El Ministerio Público solicita 15 años de prisión para Vizcarra por el presunto delito de cohecho pasivo impropio. La acusación se basa en documentos, movimientos financieros y testimonios que indicarían que Vizcarra recibió beneficios económicos a cambio de facilitar la adjudicación de proyectos públicos.
En respuesta, Vizcarra ha negado todos los cargos. En una reciente entrevista en el pódcast Habla Good, calificó la investigación como una maniobra política para inhabilitarlo.

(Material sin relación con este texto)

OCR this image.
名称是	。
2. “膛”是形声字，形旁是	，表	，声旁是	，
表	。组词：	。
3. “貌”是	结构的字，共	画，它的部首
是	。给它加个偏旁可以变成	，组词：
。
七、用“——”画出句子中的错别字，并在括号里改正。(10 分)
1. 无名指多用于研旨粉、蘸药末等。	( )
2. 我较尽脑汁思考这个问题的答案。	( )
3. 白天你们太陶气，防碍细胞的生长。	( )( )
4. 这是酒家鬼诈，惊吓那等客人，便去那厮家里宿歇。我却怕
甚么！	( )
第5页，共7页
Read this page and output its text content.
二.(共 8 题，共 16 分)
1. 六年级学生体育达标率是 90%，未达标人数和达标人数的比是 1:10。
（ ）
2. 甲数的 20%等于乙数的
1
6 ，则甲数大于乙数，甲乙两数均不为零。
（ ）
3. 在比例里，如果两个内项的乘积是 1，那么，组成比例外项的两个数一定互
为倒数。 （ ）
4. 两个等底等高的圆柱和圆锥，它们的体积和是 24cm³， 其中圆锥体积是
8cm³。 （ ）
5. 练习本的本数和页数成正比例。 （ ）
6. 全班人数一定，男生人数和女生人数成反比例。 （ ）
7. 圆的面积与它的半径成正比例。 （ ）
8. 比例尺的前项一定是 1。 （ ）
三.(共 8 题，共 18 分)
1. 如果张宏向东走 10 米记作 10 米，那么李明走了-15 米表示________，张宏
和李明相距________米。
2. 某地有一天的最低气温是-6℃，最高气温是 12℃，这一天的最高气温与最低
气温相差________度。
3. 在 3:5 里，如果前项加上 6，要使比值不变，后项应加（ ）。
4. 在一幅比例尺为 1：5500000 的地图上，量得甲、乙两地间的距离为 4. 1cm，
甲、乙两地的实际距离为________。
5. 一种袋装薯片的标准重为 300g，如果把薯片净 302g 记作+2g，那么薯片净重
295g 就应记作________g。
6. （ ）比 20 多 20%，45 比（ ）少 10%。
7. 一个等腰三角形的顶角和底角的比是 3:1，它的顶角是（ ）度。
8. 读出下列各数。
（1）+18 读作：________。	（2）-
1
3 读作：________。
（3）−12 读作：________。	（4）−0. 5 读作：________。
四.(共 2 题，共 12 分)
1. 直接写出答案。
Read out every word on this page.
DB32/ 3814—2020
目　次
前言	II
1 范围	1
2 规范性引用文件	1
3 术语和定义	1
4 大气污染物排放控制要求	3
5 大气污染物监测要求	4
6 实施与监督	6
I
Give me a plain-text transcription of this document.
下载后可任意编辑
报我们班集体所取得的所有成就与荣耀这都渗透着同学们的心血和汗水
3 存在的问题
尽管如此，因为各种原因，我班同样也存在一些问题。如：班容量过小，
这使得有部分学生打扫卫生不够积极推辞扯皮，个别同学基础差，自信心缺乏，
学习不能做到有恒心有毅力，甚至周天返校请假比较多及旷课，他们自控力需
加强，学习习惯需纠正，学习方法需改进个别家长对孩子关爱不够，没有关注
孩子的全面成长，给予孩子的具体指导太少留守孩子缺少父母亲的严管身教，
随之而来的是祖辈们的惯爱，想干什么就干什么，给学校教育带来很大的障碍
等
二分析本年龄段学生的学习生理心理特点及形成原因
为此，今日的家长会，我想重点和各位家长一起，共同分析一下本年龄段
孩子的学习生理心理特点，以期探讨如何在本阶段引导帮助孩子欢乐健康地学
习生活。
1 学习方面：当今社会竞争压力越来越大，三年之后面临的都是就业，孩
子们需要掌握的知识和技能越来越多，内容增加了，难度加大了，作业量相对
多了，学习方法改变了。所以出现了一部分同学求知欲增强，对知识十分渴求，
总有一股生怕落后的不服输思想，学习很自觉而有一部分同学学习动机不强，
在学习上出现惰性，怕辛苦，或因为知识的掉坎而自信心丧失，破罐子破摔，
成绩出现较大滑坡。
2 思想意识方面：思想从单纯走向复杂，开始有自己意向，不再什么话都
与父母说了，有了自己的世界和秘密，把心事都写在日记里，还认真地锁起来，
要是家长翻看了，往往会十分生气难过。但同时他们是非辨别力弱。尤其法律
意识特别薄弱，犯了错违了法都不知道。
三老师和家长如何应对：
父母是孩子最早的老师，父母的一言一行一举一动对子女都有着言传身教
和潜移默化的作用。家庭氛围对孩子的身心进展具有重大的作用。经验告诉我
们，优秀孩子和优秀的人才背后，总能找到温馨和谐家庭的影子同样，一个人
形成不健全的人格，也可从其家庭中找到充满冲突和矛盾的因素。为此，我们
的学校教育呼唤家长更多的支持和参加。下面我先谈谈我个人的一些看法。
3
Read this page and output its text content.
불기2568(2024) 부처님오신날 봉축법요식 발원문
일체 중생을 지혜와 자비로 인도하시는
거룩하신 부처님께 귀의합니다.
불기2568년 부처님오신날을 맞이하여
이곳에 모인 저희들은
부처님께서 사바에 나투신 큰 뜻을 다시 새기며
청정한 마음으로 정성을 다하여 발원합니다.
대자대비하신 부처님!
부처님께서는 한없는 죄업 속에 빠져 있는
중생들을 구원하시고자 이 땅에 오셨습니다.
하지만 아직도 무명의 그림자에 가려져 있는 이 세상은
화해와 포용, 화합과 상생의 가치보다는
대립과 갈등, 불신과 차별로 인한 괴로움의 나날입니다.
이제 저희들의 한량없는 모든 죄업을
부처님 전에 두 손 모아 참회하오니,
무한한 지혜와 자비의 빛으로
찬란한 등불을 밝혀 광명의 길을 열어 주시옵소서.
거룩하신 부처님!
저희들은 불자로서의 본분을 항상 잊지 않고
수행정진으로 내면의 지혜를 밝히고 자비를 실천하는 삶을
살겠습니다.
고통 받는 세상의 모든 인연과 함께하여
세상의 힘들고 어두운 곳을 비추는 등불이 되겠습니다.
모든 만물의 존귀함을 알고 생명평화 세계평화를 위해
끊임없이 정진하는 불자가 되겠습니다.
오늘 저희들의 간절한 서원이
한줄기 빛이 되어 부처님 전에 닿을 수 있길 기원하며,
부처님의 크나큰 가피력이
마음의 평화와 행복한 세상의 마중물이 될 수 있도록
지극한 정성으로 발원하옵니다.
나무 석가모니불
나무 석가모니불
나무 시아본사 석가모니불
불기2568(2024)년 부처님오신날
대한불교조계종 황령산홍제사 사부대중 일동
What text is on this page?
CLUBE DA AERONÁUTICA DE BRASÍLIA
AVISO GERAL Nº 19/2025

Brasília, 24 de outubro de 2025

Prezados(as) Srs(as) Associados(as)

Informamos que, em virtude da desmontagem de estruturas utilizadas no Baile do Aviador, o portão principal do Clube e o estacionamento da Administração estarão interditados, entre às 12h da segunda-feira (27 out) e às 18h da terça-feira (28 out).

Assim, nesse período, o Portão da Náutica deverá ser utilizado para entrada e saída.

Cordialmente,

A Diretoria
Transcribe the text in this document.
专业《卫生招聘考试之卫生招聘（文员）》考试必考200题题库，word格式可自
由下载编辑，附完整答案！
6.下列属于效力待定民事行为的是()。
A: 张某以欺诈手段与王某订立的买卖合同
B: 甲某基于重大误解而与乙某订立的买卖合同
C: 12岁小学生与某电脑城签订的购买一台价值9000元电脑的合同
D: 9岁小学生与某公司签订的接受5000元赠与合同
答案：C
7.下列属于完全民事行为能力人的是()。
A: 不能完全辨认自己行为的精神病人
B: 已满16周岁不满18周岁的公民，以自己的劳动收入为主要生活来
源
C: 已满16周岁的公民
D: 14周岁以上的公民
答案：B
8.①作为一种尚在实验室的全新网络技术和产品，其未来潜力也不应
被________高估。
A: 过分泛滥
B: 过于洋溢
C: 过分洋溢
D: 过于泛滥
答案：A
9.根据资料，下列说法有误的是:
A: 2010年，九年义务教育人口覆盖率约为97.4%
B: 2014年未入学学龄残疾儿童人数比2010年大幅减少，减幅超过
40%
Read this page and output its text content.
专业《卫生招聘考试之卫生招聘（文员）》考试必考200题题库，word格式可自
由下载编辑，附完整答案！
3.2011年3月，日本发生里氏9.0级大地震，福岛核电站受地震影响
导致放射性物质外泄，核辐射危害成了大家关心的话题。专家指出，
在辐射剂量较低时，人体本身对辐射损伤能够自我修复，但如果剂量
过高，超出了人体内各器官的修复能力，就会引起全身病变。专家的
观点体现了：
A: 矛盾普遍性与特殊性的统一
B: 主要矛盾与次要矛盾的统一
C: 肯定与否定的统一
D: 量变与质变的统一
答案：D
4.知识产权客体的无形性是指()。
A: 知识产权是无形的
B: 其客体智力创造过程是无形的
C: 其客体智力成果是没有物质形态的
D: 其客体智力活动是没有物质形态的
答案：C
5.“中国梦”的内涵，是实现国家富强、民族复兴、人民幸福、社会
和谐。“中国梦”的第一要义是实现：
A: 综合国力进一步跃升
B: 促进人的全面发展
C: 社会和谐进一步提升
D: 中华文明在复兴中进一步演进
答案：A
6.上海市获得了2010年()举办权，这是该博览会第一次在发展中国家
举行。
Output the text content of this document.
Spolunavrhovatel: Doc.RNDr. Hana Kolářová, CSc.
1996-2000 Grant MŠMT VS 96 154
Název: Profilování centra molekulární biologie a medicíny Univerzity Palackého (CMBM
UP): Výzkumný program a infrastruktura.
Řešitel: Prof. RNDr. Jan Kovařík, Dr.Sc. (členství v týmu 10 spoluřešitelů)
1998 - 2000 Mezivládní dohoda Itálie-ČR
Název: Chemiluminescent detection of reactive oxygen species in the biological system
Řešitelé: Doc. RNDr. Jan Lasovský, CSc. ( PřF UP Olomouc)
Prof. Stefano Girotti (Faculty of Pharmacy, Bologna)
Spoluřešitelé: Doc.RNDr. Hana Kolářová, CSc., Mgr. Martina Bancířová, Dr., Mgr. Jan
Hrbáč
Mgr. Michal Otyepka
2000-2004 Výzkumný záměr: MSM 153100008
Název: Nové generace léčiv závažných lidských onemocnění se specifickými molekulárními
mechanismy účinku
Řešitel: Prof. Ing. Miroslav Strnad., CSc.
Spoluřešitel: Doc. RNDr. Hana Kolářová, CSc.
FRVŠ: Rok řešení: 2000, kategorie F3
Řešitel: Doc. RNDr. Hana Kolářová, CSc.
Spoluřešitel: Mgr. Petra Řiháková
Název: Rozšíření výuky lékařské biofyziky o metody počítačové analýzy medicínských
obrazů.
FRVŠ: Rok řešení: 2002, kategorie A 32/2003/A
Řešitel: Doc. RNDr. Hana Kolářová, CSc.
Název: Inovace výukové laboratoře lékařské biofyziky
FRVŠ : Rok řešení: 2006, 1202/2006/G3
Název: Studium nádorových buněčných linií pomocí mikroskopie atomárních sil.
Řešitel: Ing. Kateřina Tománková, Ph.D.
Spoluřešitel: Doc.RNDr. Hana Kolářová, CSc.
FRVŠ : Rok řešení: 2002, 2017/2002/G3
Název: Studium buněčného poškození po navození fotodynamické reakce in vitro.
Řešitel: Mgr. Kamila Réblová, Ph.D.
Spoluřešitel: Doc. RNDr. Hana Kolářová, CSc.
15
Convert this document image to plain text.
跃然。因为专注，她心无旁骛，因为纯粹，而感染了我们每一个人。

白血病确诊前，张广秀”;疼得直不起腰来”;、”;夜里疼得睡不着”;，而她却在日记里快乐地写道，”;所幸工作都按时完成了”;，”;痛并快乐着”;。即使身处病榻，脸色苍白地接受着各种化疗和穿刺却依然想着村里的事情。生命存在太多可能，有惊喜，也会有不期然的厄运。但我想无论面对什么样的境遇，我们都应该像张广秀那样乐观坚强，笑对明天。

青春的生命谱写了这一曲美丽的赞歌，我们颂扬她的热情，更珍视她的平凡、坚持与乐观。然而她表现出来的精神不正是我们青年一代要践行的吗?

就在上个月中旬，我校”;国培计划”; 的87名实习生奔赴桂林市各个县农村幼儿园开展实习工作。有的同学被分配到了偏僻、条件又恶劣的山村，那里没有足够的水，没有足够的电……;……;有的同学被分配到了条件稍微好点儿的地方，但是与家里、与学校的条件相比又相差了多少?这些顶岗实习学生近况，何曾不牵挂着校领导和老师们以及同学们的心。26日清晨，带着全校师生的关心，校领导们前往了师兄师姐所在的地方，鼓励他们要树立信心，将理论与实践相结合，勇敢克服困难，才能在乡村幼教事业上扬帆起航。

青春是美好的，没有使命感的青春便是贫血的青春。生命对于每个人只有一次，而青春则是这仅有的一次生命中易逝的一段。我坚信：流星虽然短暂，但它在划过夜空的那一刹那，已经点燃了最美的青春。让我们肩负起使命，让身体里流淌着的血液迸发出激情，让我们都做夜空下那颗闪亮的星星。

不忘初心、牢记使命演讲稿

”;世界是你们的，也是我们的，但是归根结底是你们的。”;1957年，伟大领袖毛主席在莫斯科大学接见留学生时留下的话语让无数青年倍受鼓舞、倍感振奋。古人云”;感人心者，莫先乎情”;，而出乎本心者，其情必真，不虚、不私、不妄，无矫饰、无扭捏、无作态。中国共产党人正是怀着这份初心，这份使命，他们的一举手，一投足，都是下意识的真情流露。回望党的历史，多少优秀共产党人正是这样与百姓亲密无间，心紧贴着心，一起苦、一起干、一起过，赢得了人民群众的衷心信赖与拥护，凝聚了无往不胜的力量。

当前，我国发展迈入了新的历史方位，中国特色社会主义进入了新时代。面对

Además, acusó directamente al fiscal Germán Juárez Atoche de actuar en complicidad con el Club de la Construcción. “Aquí hay un contubernio entre este fiscal y el Club”, afirmó, añadiendo que la investigación busca bloquear una eventual candidatura presidencial.
Uno de los testimonios más comprometidos proviene de José Fernando Castillo Dibós, exgerente de ICCGSA, quien declaró que la empresa accedió a pagar S/ 1 millón 300 mil a Vizcarra para asegurar la buena pro del proyecto hospitalario. Según su versión, Rafael Granados, entonces gerente de ICCGSA, le informó que el pedido fue hecho directamente por Vizcarra y transmitido a través del exministro José Hernández.
Castillo calificó el pedido como un chantaje, pero admitió que aceptó debido a la inversión previa en el proyecto. La Fiscalía sostiene que este testimonio corrobora el patrón de conducta del expresidente.